Over the weekend, Meta dropped two new Llama 4 models: a smaller mannequin named Scout, and Maverick, a mid-size mannequin that the corporate claims can beat GPT-4o and Gemini 2.0 Flash “throughout a broad vary of extensively reported benchmarks.”
Maverick shortly secured the number-two spot on LMArena, the AI benchmark web site the place people evaluate outputs from completely different techniques and vote on one of the best one. In Meta’s press release, the corporate highlighted Maverick’s ELO rating of 1417, which positioned it above OpenAI’s 4o and just below Gemini 2.5 Professional. (The next ELO rating means the mannequin wins extra typically within the area when going head-to-head with rivals.)
The achievement appeared to place Meta’s open-weight Llama 4 as a critical challenger to the state-of-the-art, closed fashions from OpenAI, Anthropic, and Google. Then, AI researchers digging by means of Meta’s documentation found one thing uncommon.
In high quality print, Meta acknowledges that the model of Maverick examined on LMArena isn’t the identical as what’s obtainable to the general public. In response to Meta’s personal supplies, it deployed an “experimental chat version” of Maverick to LMArena that was particularly “optimized for conversationality,” TechCrunch first reported.
“Meta’s interpretation of our coverage didn’t match what we anticipate from mannequin suppliers,” LMArena posted on X two days after the mannequin’s launch. “Meta ought to have made it clearer that ‘Llama-4-Maverick-03-26-Experimental’ was a personalized mannequin to optimize for human choice.
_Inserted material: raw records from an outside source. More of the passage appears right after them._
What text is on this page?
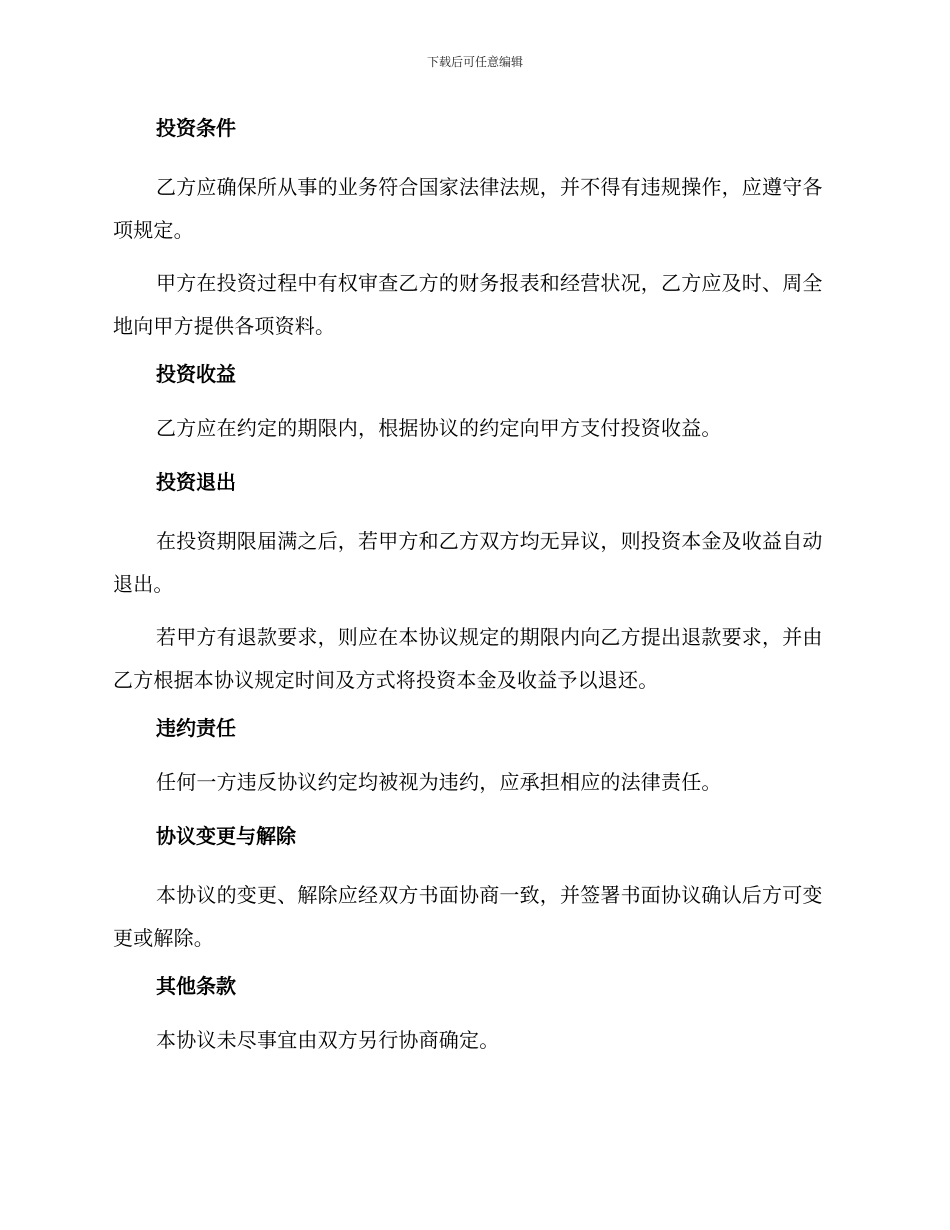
下载后可任意编辑
投资条件

乙方应确保所从事的业务符合国家法律法规，并不得有违规操作，应遵守各项规定。

甲方在投资过程中有权审查乙方的财务报表和经营状况，乙方应及时、周全地向甲方提供各项资料。

投资收益

乙方应在约定的期限内，根据协议的约定向甲方支付投资收益。

投资退出

在投资期限届满之后，若甲方和乙方双方均无异议，则投资本金及收益自动退出。

若甲方有退款要求，则应在本协议规定的期限内向乙方提出退款要求，并由乙方根据本协议规定时间及方式将投资本金及收益予以退还。

违约责任

任何一方违反协议约定均被视为违约，应承担相应的法律责任。

协议变更与解除

本协议的变更、解除应经双方书面协商一致，并签署书面协议确认后方可变更或解除。

其他条款

本协议未尽事宜由双方另行协商确定。
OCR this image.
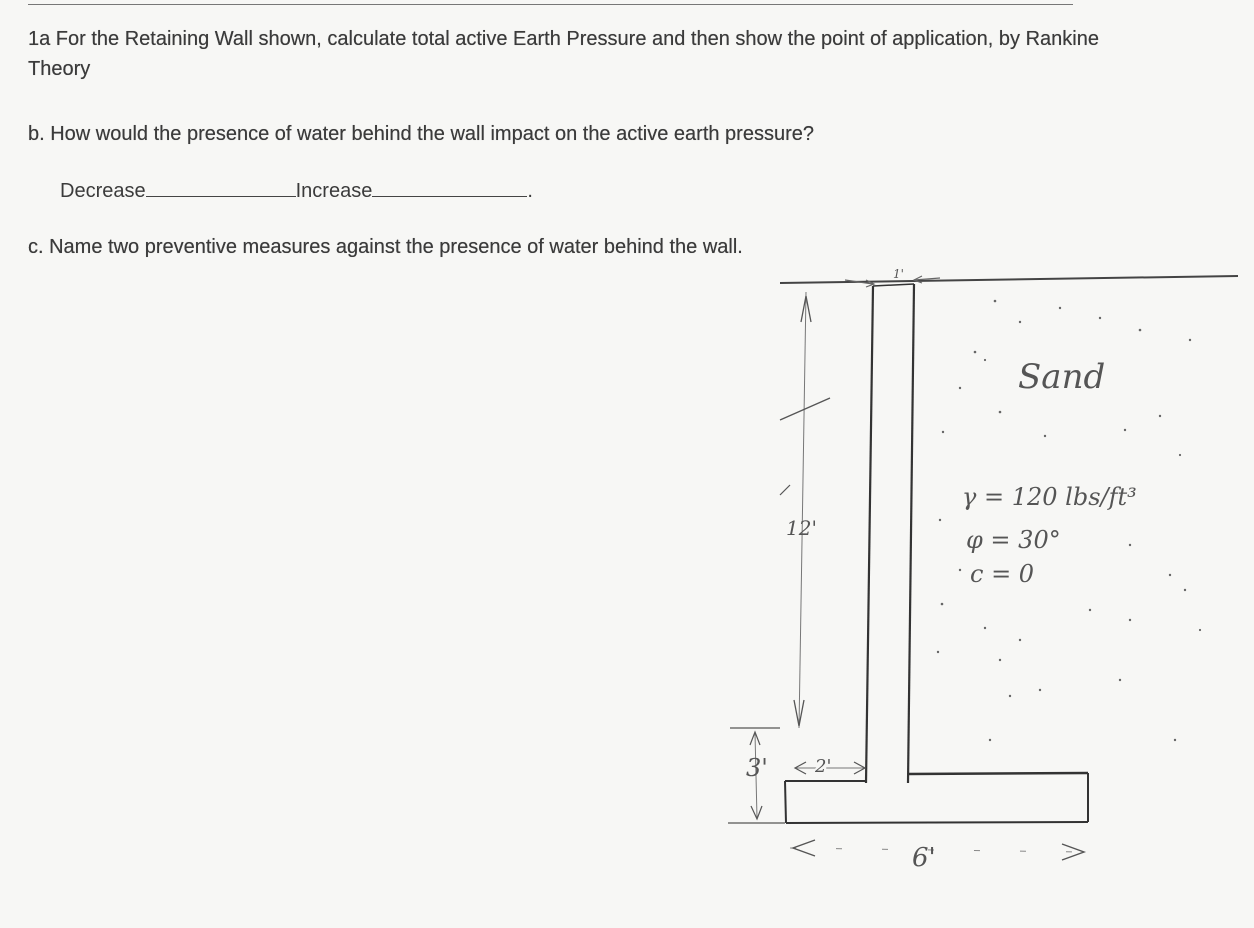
1a For the Retaining Wall shown, calculate total active Earth Pressure and then show the point of application, by Rankine Theory
b. How would the presence of water behind the wall impact on the active earth pressure?
Decrease	Increase	.
c. Name two preventive measures against the presence of water behind the wall.
1'
12'
3'	2'
6'
Sand
γ = 120 lbs/ft³
φ = 30°
c = 0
On account of that, we’re updating our leaderboard insurance policies to bolster our dedication to truthful, reproducible evaluations so this confusion doesn’t happen sooner or later.“
A spokesperson for Meta didn’t have a response to LMArena’s assertion in time for publication.
Whereas what Meta did with Maverick isn’t explicitly towards LMArena’s guidelines, the positioning has shared issues about gaming the system and brought steps to “forestall overfitting and benchmark leakage.” When firms can submit specially-tuned variations of their fashions for testing whereas releasing completely different variations to the general public, benchmark rankings like LMArena grow to be much less significant as indicators of real-world efficiency.
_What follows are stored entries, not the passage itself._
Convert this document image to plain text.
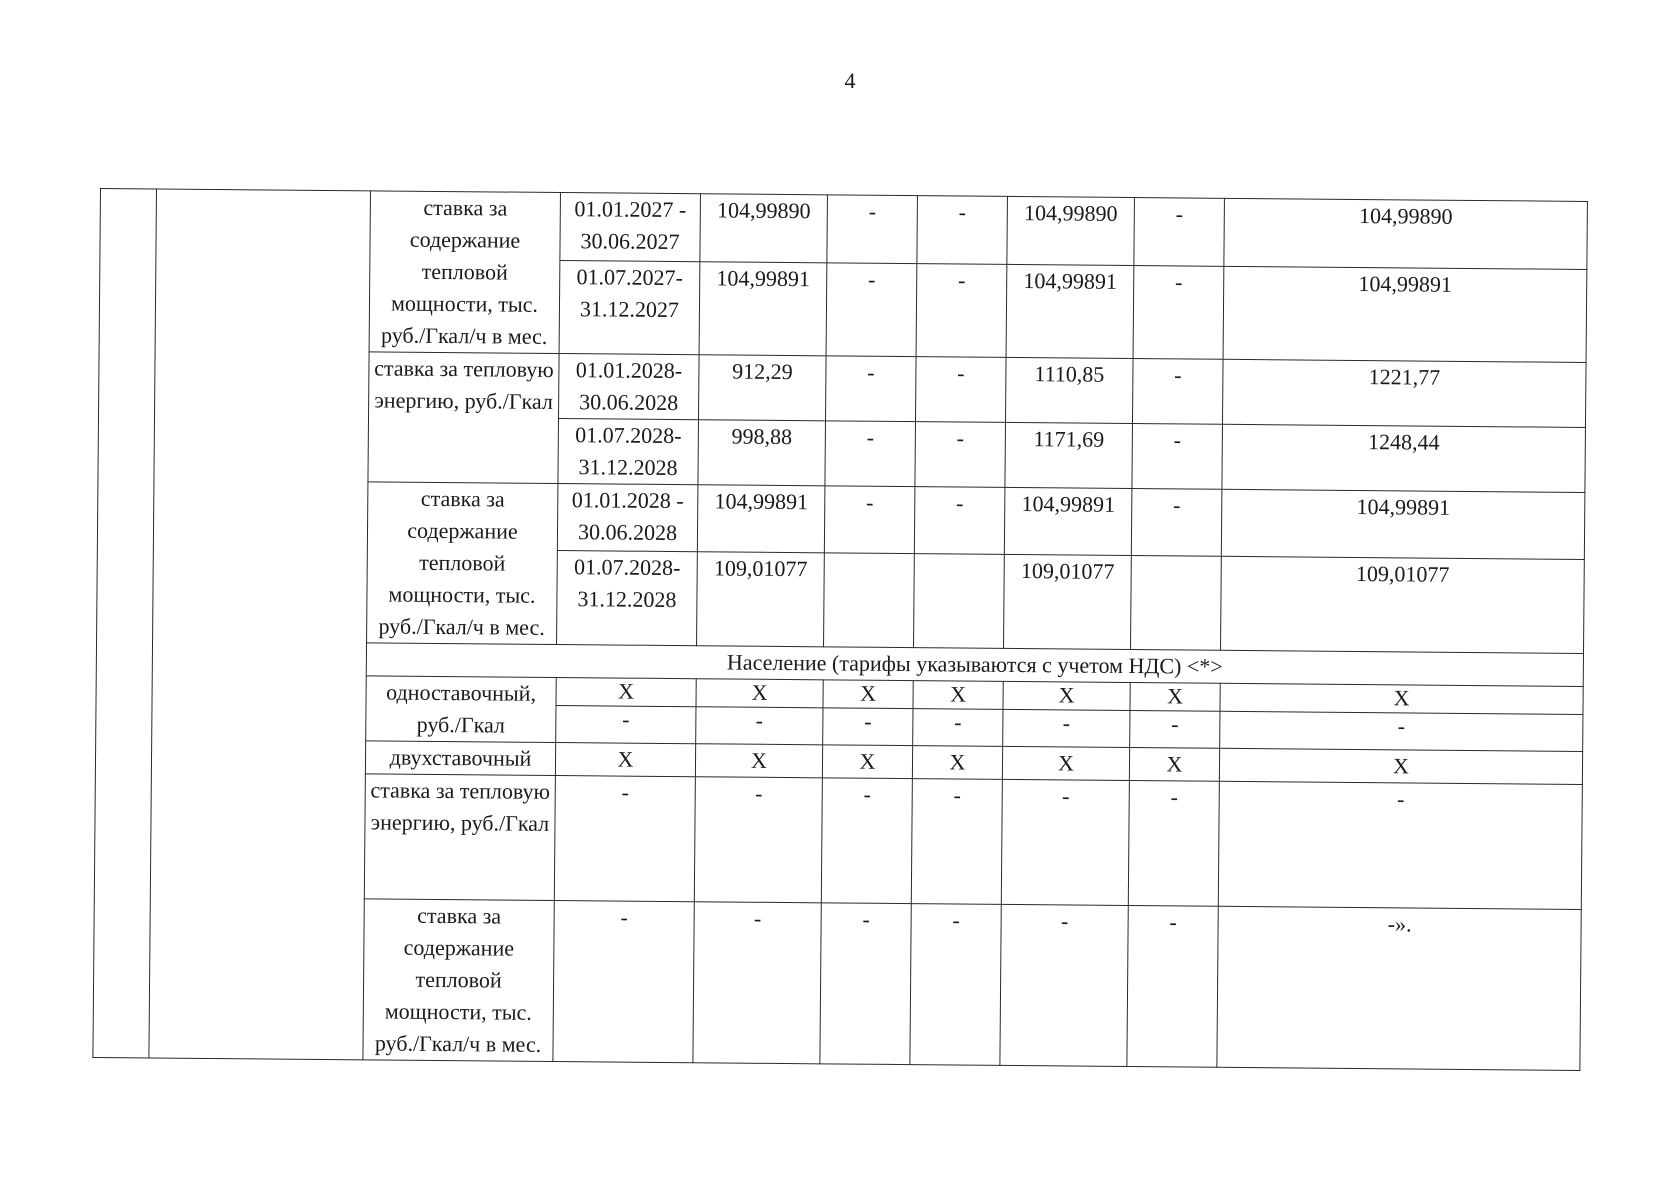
4
		ставка за содержание тепловой мощности, тыс. руб./Гкал/ч в мес.	01.01.2027 - 30.06.2027	104,99890	-	-	104,99890	-	104,99890
			01.07.2027- 31.12.2027	104,99891	-	-	104,99891	-	104,99891
		ставка за тепловую энергию, руб./Гкал	01.01.2028- 30.06.2028	912,29	-	-	1110,85	-	1221,77
			01.07.2028- 31.12.2028	998,88	-	-	1171,69	-	1248,44
		ставка за содержание тепловой мощности, тыс. руб./Гкал/ч в мес.	01.01.2028 - 30.06.2028	104,99891	-	-	104,99891	-	104,99891
			01.07.2028- 31.12.2028	109,01077			109,01077		109,01077
		Население (тарифы указываются с учетом НДС) <*>							
		одноставочный, руб./Гкал	Х	Х	Х	Х	Х	Х	Х
			-	-	-	-	-	-	-
		двухставочный	Х	Х	Х	Х	Х	Х	Х
		ставка за тепловую энергию, руб./Гкал	-	-	-	-	-	-	-
		ставка за содержание тепловой мощности, тыс. руб./Гкал/ч в мес.	-	-	-	-	-	-	-».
”It’s probably the most extensively revered basic benchmark as a result of all the different ones suck,” impartial AI researcher Simon Willison tells The Verge. “When Llama 4 got here out, the truth that it got here second within the area, simply after Gemini 2.5 Professional — that basically impressed me, and I’m kicking myself for not studying the small print.”
Shortly after Meta launched Maverick and Scout, the AI group began talking about a rumor that Meta had additionally educated its Llama 4 fashions to carry out higher on benchmarks whereas hiding their actual limitations. VP of generative AI at Meta, Ahmad Al-Dahle, addressed the accusations in a post on X: “We’ve additionally heard claims that we educated on take a look at units — that’s merely not true and we’d by no means try this. Our greatest understanding is that the variable high quality persons are seeing is because of needing to stabilize implementations.”
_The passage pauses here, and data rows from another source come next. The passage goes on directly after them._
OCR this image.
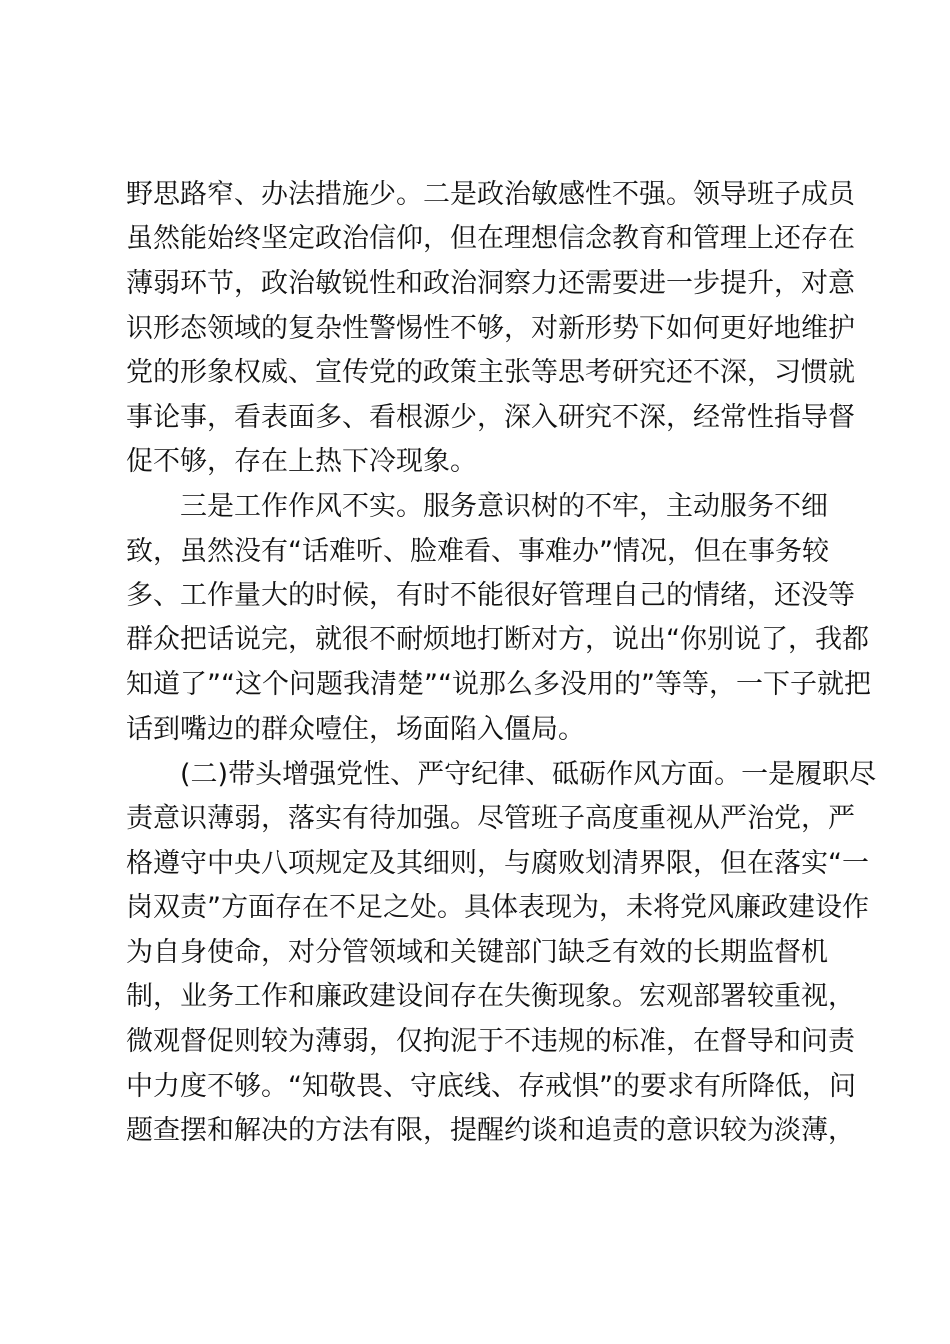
野思路窄、办法措施少。二是政治敏感性不强。领导班子成员
虽然能始终坚定政治信仰，但在理想信念教育和管理上还存在
薄弱环节，政治敏锐性和政治洞察力还需要进一步提升，对意
识形态领域的复杂性警惕性不够，对新形势下如何更好地维护
党的形象权威、宣传党的政策主张等思考研究还不深，习惯就
事论事，看表面多、看根源少，深入研究不深，经常性指导督
促不够，存在上热下冷现象。
三是工作作风不实。服务意识树的不牢，主动服务不细
致，虽然没有“话难听、脸难看、事难办”情况，但在事务较
多、工作量大的时候，有时不能很好管理自己的情绪，还没等
群众把话说完，就很不耐烦地打断对方，说出“你别说了，我都
知道了”“这个问题我清楚”“说那么多没用的”等等，一下子就把
话到嘴边的群众噎住，场面陷入僵局。
(二)带头增强党性、严守纪律、砥砺作风方面。一是履职尽
责意识薄弱，落实有待加强。尽管班子高度重视从严治党，严
格遵守中央八项规定及其细则，与腐败划清界限，但在落实“一
岗双责”方面存在不足之处。具体表现为，未将党风廉政建设作
为自身使命，对分管领域和关键部门缺乏有效的长期监督机
制，业务工作和廉政建设间存在失衡现象。宏观部署较重视，
微观督促则较为薄弱，仅拘泥于不违规的标准，在督导和问责
中力度不够。“知敬畏、守底线、存戒惧”的要求有所降低，问
题查摆和解决的方法有限，提醒约谈和追责的意识较为淡薄，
“It’s a really complicated launch usually.”
Some also noticed that Llama 4 was launched at an odd time. Saturday doesn’t are usually when large AI information drops. After somebody on Threads requested why Llama 4 was launched over the weekend, Meta CEO Mark Zuckerberg replied: “That’s when it was prepared.”
“It’s a really complicated launch usually,” says Willison, who closely follows and documents AI models. “The mannequin rating that we bought there may be utterly nugatory to me. I can’t even use the mannequin that they bought a excessive rating on.”
Meta’s path to releasing Llama 4 wasn’t precisely easy. In accordance to a recent report from The Data, the corporate repeatedly pushed again the launch because of the mannequin failing to satisfy inner expectations. These expectations are particularly excessive after DeepSeek, an open-source AI startup from China, launched an open-weight mannequin that generated a ton of buzz.
In the end, utilizing an optimized mannequin in LMArena places builders in a tough place. When deciding on fashions like Llama 4 for his or her purposes, they naturally look to benchmarks for steering. However as is the case for Maverick, these benchmarks can replicate capabilities that aren’t really obtainable within the fashions that the general public can entry.
As AI growth accelerates, this episode reveals how benchmarks have gotten battlegrounds. It additionally reveals how Meta is keen to be seen as an AI chief, even when meaning gaming the system.